Но что же делать теперь? Анна вспомнила: сегодня в их город должна приехать книжная ярмарка – а книги она любила с детства! – самым ценным (вернее – д_р_а_г_о_ц_е_н-н_ы_м) подарком на День рождения и на Новый год была, конечно же, КНИГА, -- в каком переплёте, не важно, главное, что’ под обложкой. И когда Анна читала, она не просто проводила время, она испытывала наслаждение – язык, стиль, характеры героев – всё имело значение, и всё вызывало «священный трепет».* Она даже пыталась подражать любимым героям любимых книг, их, естественно, самым хорошим поступкам; пыталась подражать, оставаясь при этом самой собой. Она часто вспоминала слова Арсения Тарковского, одного из любимых своих поэтов: «Загородил полнеба гений, //Не по тебе его ступени,//Но всё ж и под его пятой//Ты должен стать самим собой». Стать самим собой – самое, быть может, важное для любого человека, пришедшего в этот мир, пришедшего, естественно, не для того, чтобы быть тенью кого-либо другого, пусть даже и самого достойного, воплотившего себя в этой жизни. Что же она делала хорошего? Например, подавала милостыню нищим, но (видимо, у неё было шестое чувство) не каждому, кто сидел с протянутой рукой. Действительно убогих, несчастных, больных, н_е п_р_и_т_в_о_р_я_ю_щ_и_х_с_я, она даже приглашала к себе домой, и кормила их, и одаривала деньгами. Одних своих знакомых Анна знакомила с другими, и благодаря ей создались три счастливые семейные пары.
Но мы отвлеклись. Вы, наверное, не забыли, что Анна собиралась пойти на книжную ярмарку.

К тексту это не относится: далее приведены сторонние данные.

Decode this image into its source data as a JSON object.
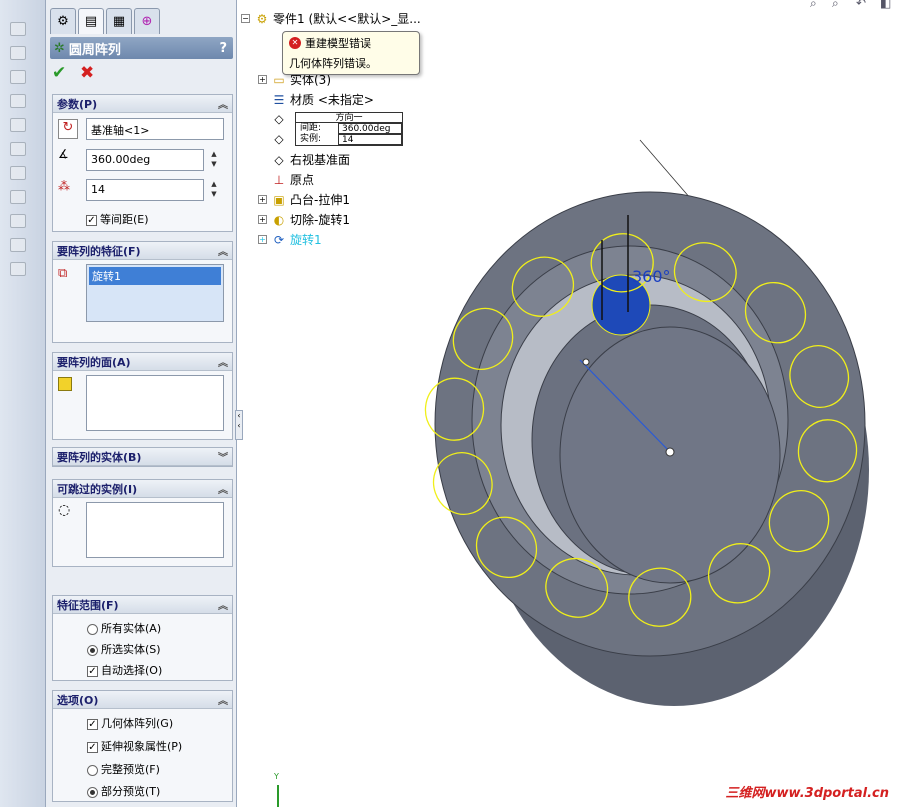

Сейчас, выйдя из дома, она направилась к главной площади города (именно там будет происходить книжная ярмарка), но вскоре поняла, что о книгах не думает. Самым важным для неё было и «людей посмотреть», и «себя показать» (после смерти Валерия Ивановича это была первая её т_а_к_а_я прогулка. Молодые мужчины, шедшие ей навстречу (ей недавно исполнилось 35, но выглядела она почти как девочка), внимательно смотрели на неё (Анне так приятно было это внимание!), а один из них даже улыбнулся ей. Она с трудом подавила в себе желание подойти к нему и заговорить. «Чужой, посторонний, нельзя», -- мелькнуло в голове, -- т_а_к в_о_с_п_и_т_а_л е_ё м_у_ж за те 11 лет, что они были вместе.
3.
Придя домой, Анна долго в задумчивости сидела на своём диване, купленном когда-то для неё мужем, и вспоминала улыбку того молодого человека. «Совсем молодой – наверное, моложе меня», -- произнесла она вполголоса, и тут же одёрнула себя. Она любила говорить сама с собой с детства, но муж отучал её от этой, как он говорил, дурной привычки. «Сие есть правило дурного тона», -- назидательно произносил он, потом добавлял ещё несколько сентенций, а она, как девочка, краснела, и молила Бога, чтоб этот неприятный разговор поскорей закончился. Но сейчас ей не хотелось думать о муже и его уроках. Она думала об улыбнувшемся ей незнакомце. Странно… его лицо вроде бы… показалось ей знакомым. Но где она могла его видеть, где?.. Может быть он – один из друзей мужа (нечасто, но всё-таки друзья его приходили к ним домой, ей же запрещалось иметь близких подруг, Валерий Иванович даже не счёл нужным объяснить, почему). «Не знаю, не знаю… Может быть», -- прошептала Анна. – Впрочем, друзья Валерия Ивановича были намного старше…»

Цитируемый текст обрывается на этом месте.